1. Usage is spiky around mealtimes/late nights and US-concentrated.
#### Data Sizing
##### Memory
* 50M users * 12 bytes for balance, id, etc + some strings ~= 100 bytes per user ~= **5GB of user data** including balances
* Users might easily have 100 venmo transactions in a year, so **500GB of transaction storage**, 2.5TB in 5 years.
* Users might easily have 100 friend requests transactions, so **1GB of friend request storage**, x5 years
* Users have more friend requests than cash requests, in general, so **<1GB of data for cash requests**, x5 years
* Users might have 100s of friends, so ~400B * 50M ~= **20GB in friend storage**.
##### IO
* 50M requests/day is about 60 requests/second for writes, spiky.

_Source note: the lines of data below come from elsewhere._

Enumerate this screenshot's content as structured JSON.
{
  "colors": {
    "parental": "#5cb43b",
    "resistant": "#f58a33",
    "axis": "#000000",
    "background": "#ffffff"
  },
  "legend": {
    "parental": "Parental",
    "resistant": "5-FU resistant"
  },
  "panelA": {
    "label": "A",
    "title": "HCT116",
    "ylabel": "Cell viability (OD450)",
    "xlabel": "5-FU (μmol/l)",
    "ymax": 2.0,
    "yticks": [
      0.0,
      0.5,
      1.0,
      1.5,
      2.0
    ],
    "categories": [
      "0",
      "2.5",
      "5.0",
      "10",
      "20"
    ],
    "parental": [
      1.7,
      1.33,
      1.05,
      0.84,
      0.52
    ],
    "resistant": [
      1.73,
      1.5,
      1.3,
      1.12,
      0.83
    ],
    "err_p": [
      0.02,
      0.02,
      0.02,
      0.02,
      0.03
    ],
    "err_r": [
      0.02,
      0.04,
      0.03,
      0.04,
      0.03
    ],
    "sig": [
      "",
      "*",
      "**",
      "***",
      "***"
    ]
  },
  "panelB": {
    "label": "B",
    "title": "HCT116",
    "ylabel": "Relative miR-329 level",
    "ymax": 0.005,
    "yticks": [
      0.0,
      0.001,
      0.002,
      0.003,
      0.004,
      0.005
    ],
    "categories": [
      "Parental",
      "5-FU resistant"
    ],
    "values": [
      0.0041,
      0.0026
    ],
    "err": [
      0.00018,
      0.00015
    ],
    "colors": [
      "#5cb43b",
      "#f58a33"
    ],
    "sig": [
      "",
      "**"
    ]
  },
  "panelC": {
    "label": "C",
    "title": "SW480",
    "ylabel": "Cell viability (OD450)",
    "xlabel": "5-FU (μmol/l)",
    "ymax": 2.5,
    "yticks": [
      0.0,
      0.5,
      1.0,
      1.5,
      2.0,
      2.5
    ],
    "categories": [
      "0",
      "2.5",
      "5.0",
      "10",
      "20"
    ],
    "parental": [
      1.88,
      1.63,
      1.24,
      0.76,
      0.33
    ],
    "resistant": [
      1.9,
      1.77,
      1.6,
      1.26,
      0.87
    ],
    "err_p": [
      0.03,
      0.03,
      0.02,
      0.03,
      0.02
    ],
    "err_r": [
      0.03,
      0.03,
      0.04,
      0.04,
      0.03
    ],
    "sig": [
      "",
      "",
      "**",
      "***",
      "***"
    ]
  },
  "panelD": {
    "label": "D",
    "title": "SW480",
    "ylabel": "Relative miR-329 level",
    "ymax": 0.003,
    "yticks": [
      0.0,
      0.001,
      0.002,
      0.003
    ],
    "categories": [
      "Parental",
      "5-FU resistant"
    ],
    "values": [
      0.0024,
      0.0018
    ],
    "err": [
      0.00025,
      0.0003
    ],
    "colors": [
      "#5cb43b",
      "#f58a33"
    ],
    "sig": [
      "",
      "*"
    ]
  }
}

* Transactions are seen more often than they are written because of the global and friend feeds.
* Guessing API keys are 16 bytes, sizes of API calls are
```
users_like(api_key, search_string) # ~35B
send_money(api_key, to_user, amount, note, is_public) # ~50B
request_money(api_key, from_user, amount, note, is_public) # ~50B
confirm_request_money(api_key, request) # ~20B
friend_request(api_key, new_friend) # ~20B
confirm_friend_request_user(api_key, request) # ~20B
```
5M money-send writes a day means ~250MB of IO a day. The other quantities are smaller than this, so we might conservatively double to 500MB/day in writes. At a 10x read multiplier, that's 5GB/day in read-io.
Spiky IO might conservatively quintuple the transaction volume during peak times, so 300 writes/second.
#### Architecture
Because of row-level locking, Postgres should not have contention for locks on balance-changing transactions very often, and they should clear quickly when they do.
We might consider breaking balances into a separate table just so user-data updating operations don't lock the tables when balance updates might need to come in.
Users, balances, and requests are all small, so can easily fit in an RDS Postgres box.
500GB is too large for the largest RDS boxes, so we need scalable NoSQL storage.
Sharding on a hash of to_user will let us distribute the load (I don’t think anyone issues requests fast enough to personally be a problem, and the hash smooths things to avoid clumping in a single partition). A local secondary index on timestamp lets us query for recency to show the personal receipt feed and global feed.
Questions I timed out on
Is it sufficient to query the transactions table twice to get the whole dataset, once for from_user and once for to_user?
I think the friend list is just a Redis store hashed on the friend-having account.